Here’s what it took to determine that integrating PWF and Slack with Zapier wasn’t going to work for my client. No disrespect to Zapier integrations, but in this case, an intermediary just wasn’t right choice.
On the other hand, another cloud project management solution called Asana integrates cleanly with Slack without an intermediary.
Asana sends messages to Slack that show the reason for the update without requiring users to click through to Asana to figure it out.

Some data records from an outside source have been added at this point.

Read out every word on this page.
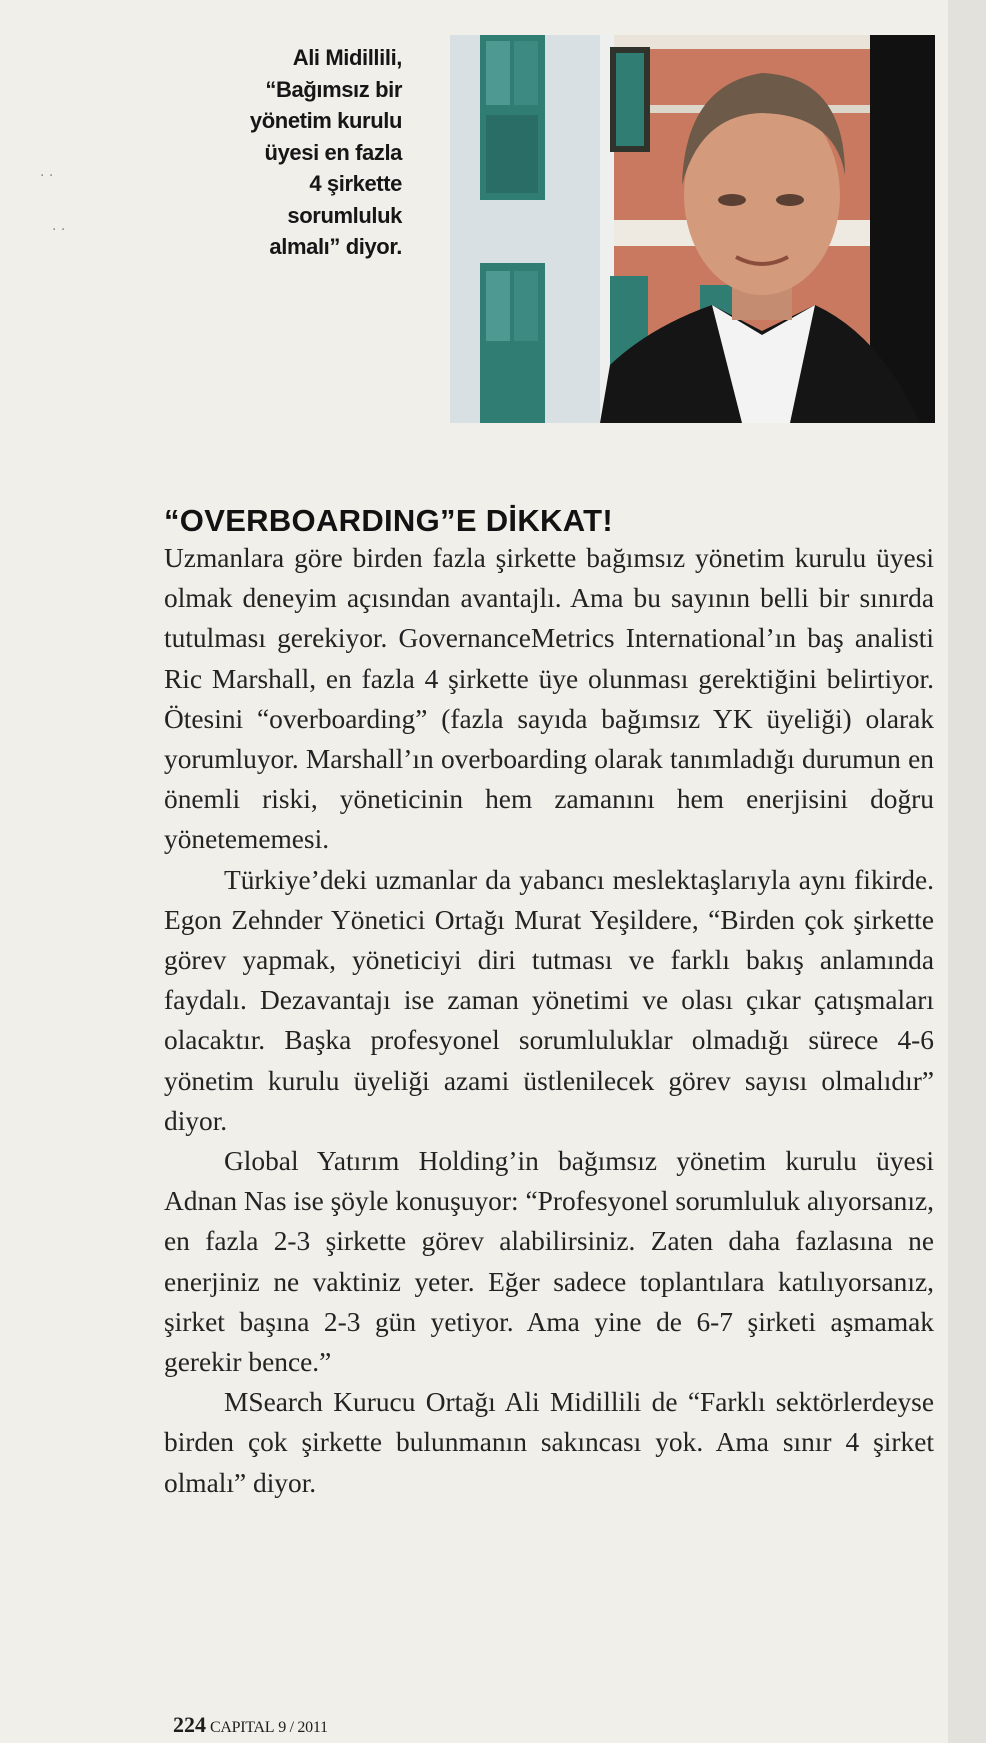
· ·
· ·
Ali Midillili,
“Bağımsız bir
yönetim kurulu
üyesi en fazla
4 şirkette
sorumluluk
almalı” diyor.
“OVERBOARDING”E DİKKAT!

Uzmanlara göre birden fazla şirkette bağımsız yönetim kurulu üyesi olmak deneyim açısından avantajlı. Ama bu sayının belli bir sınırda tutulması gerekiyor. GovernanceMetrics International’ın baş analisti Ric Marshall, en fazla 4 şirkette üye olunması gerektiğini belirtiyor. Ötesini “overboarding” (fazla sayıda bağımsız YK üyeliği) olarak yorumluyor. Marshall’ın overboarding olarak tanımladığı durumun en önemli riski, yöneticinin hem zamanını hem enerjisini doğru yönetememesi.

Türkiye’deki uzmanlar da yabancı meslektaşlarıyla aynı fikirde. Egon Zehnder Yönetici Ortağı Murat Yeşildere, “Birden çok şirkette görev yapmak, yöneticiyi diri tutması ve farklı bakış anlamında faydalı. Dezavantajı ise zaman yönetimi ve olası çıkar çatışmaları olacaktır. Başka profesyonel sorumluluklar olmadığı sürece 4-6 yönetim kurulu üyeliği azami üstlenilecek görev sayısı olmalıdır” diyor.

Global Yatırım Holding’in bağımsız yönetim kurulu üyesi Adnan Nas ise şöyle konuşuyor: “Profesyonel sorumluluk alıyorsanız, en fazla 2-3 şirkette görev alabilirsiniz. Zaten daha fazlasına ne enerjiniz ne vaktiniz yeter. Eğer sadece toplantılara katılıyorsanız, şirket başına 2-3 gün yetiyor. Ama yine de 6-7 şirketi aşmamak gerekir bence.”

MSearch Kurucu Ortağı Ali Midillili de “Farklı sektörlerdeyse birden çok şirkette bulunmanın sakıncası yok. Ama sınır 4 şirket olmalı” diyor.

224 CAPITAL 9 / 2011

Asana’s Slack integration results in messages that are formatted to send Slack channel or DM notifications that say specifically what’s changed, so you know why the notification is being sent.
If you consider the many different states a digital ticket or work task might have, each would require dispatching different Slack message.
The Zapier integration tells users a task has “changed” but not what that change is. So it’s essentially an ineffective cloud integration.
Think about it.
Most software applications provide hundreds, even thousands of ways to complete a task. When you link two software applications together, the hope is that the options will multiply exponentially. After all, shouldn’t combined or “stacked” applications give you more options once they’re coordinated?
The question “What is cloud integration data?” and “What are the top data integration tools?” is beyond the scope of this post. But the short answer is simply “No” because integrated applications always offer fewer options together than they do individually.
As I said in the intro, the scope of cloud integrations are limited.
Small business owners looking to leverage best-of-breed cloud software and cloud data integration tools should know that integrations are never going to do everything they need and trying to anticipate exactly what you want before your stack is up and running is almost always cost prohibitive.
Once it’s done, the important thing is to budget the time and resources to retrain your people and yourself.
Cloud Integration Tutorials
My client said he feels like his new cloud software stack is a house he doesn’t know how to live in.
Sure, he knew going into it there would be pain.
But successfully deploying new software integrations requires internal change management efforts and software training, the latter of which needs to be done right.
“Don’t overwhelm users with the details of what it can do. Show them the easiest way to get their job done. Let them pick up advanced features as they acclimate,” he says.
Words of wisdom from an L.A. cloud software consulting vet.
Theres more than one way to skin a cat. But always show people the easiest way first.